Participação de jovens
Durante a manifestação, integrantes do grupo Levante Popular da Juventude cantavam, dançavam e reproduziam o grito mais frequente no ato: “Não vai ter golpe!”. A estudante de direito da Universidade Federal do Rio de Janeiro (UFRJ), Vitória Lessa, 18 anos, disse que o movimento nasceu da luta campesina e da necessidade de organizar o jovem da cidade, do campo e da favela e das universidades. O levante é um movimento nacional e foi representado na manifestação por integrantes do Rio de Janeiro. Vitória contou ainda que a manifestação cultural que costumam desenvolver é uma forma de se aproximar dos jovens.
“Como o levante nasceu para organizar a juventude, a gente entendeu que, para fazer política, precisava ser de um jeito diferente, porque a política que todo mundo estava fazendo não estava atraindo os jovens a nenhum lugar. Então, a gente viu que para fazer política e dialogar com a juventude, era preciso ter música, cultura, agitação, por isso, é que isso é a nossa cara.”
O jornalista argentino Andrés Flores, 27 anos, estava fazendo gravações para a Mídia Ninja em espanhol. Ele trabalhava na Rádio Nacional da Argentina, mas saiu da emissora com a mudança de governo argentino. O jornalista chegou ao Brasil há quatro dias e vai passar um mês no Rio. “Agora estou aqui fazendo a cobertura para contar o que acontece na manifestação em favor da democracia. Há muito interesse da Argentina no que acontece aqui, porque Brasil e Argentina são vizinhos e gigantes na região e também porque estamos preocupados com o que acontece aqui institucionalmente”.

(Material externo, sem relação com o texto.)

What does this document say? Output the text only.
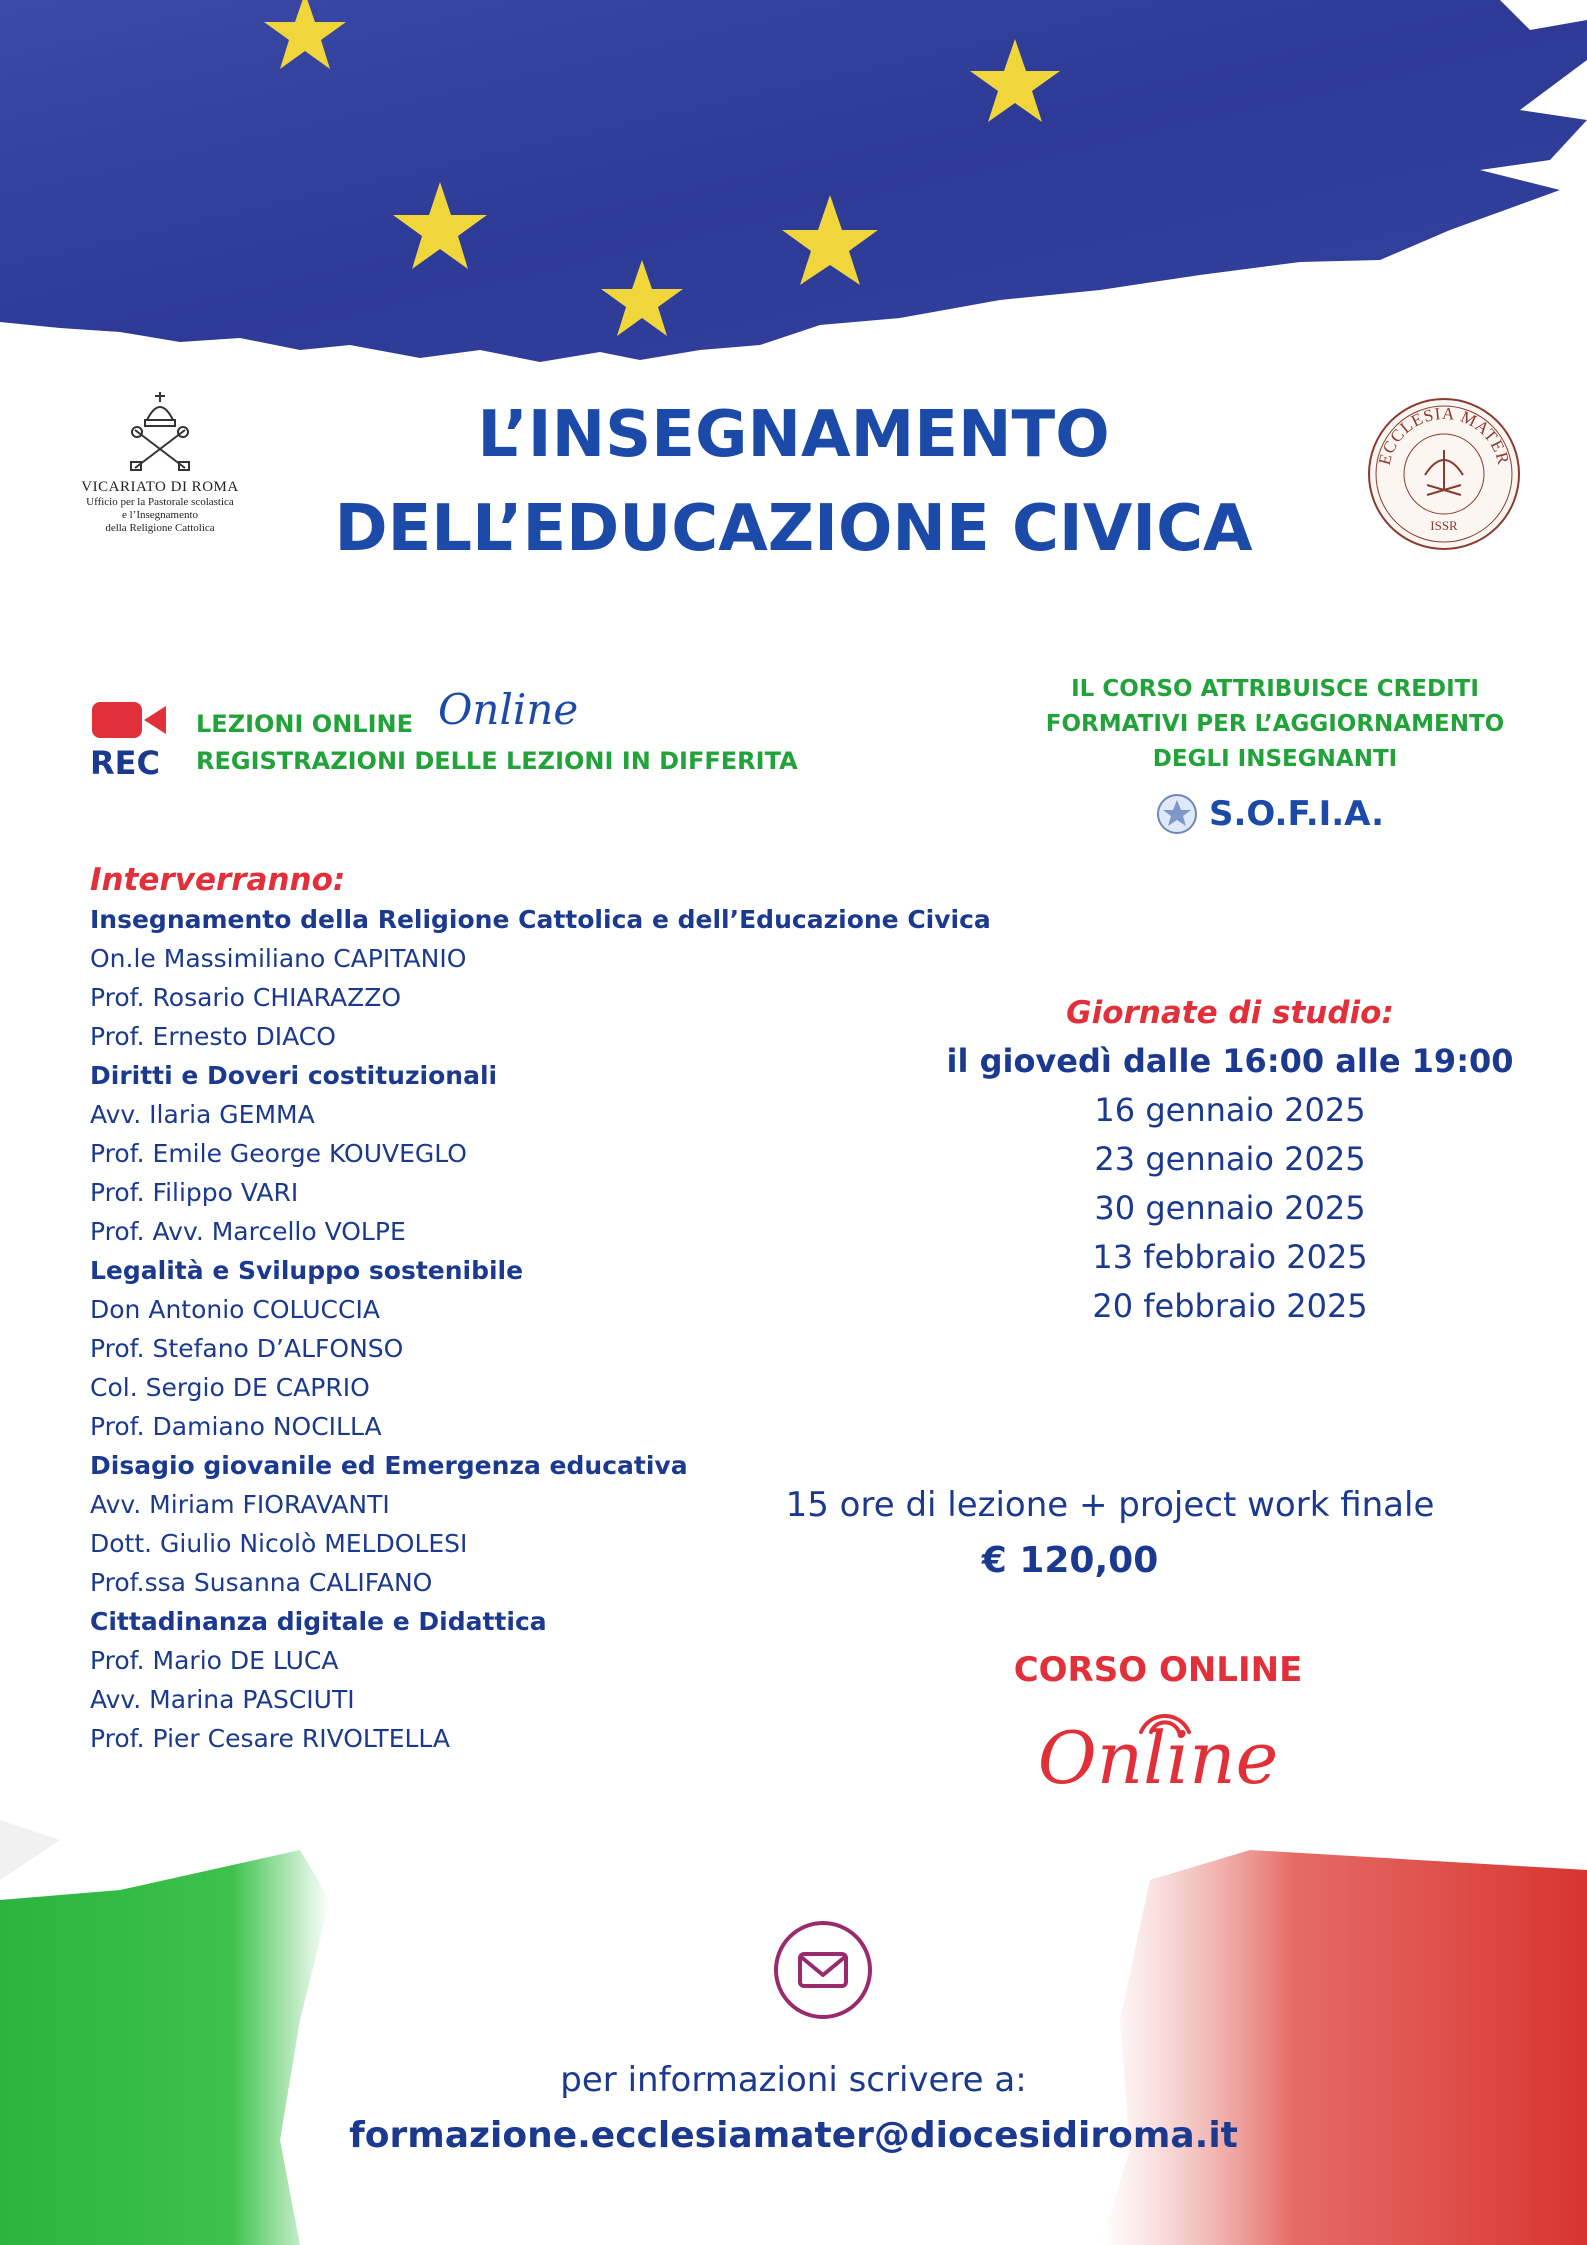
VICARIATO DI ROMA
Ufficio per la Pastorale scolastica
e l’Insegnamento
della Religione Cattolica
ECCLESIA MATER
ISSR
L’INSEGNAMENTO
DELL’EDUCAZIONE CIVICA
REC
LEZIONI ONLINE Online
REGISTRAZIONI DELLE LEZIONI IN DIFFERITA
IL CORSO ATTRIBUISCE CREDITI
FORMATIVI PER L’AGGIORNAMENTO
DEGLI INSEGNANTI
S.O.F.I.A.
Interverranno:
Insegnamento della Religione Cattolica e dell’Educazione Civica
On.le Massimiliano CAPITANIO
Prof. Rosario CHIARAZZO
Prof. Ernesto DIACO
Diritti e Doveri costituzionali
Avv. Ilaria GEMMA
Prof. Emile George KOUVEGLO
Prof. Filippo VARI
Prof. Avv. Marcello VOLPE
Legalità e Sviluppo sostenibile
Don Antonio COLUCCIA
Prof. Stefano D’ALFONSO
Col. Sergio DE CAPRIO
Prof. Damiano NOCILLA
Disagio giovanile ed Emergenza educativa
Avv. Miriam FIORAVANTI
Dott. Giulio Nicolò MELDOLESI
Prof.ssa Susanna CALIFANO
Cittadinanza digitale e Didattica
Prof. Mario DE LUCA
Avv. Marina PASCIUTI
Prof. Pier Cesare RIVOLTELLA
Giornate di studio:
il giovedì dalle 16:00 alle 19:00
16 gennaio 2025
23 gennaio 2025
30 gennaio 2025
13 febbraio 2025
20 febbraio 2025
15 ore di lezione + project work finale
€ 120,00
CORSO ONLINE
Online
per informazioni scrivere a:
formazione.ecclesiamater@diocesidiroma.it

Além da frase Não vai ter Golpe!, bastante repetida pelos manifestantes, em vários momentos o coro foi forte pedindo a saída do deputado Eduardo Cunha da presidência da Câmara e criticando a TV Globo.
No palco, o diretor de teatro Aderbal Freire Filho disse que, desde 1964 está junto com o povo em defesa da democracia. “Os companheiros que estavam comigo, muitos já morreram e muitos foram vítimas, sofreram e muitos sofreram com certa passividade. Não podemos ser passivos, porque eles não são. Eles são uns mosquitos que picam e querem paralisar o Brasil. Tudo é feito para isso. Tudo é uma farsa. Nós do teatro sabemos quando é uma farsa e o que está acontecendo é uma farsa”, discursou.
Para o diretor de teatro, integrantes da direita usam a corrupção como bandeira para esconder objetivos políticos. “Todos somos contra a corrupção. Isso é uma farsa, mas temos que estar atentos, porque também sabemos que isso pode virar uma tragédia”, disse. “Os artistas, o teatro, o cinema, o povo, os brasileiros não vão deixar que esta tragédia aconteça.”
Muitas pessoas ocuparam também a escadaria e a frente da Assembleia Legislativa do Estado do Rio de Janeiro (Alerj), ao lado da Praça 15. Por volta das 20h a praça começou a se esvaziar.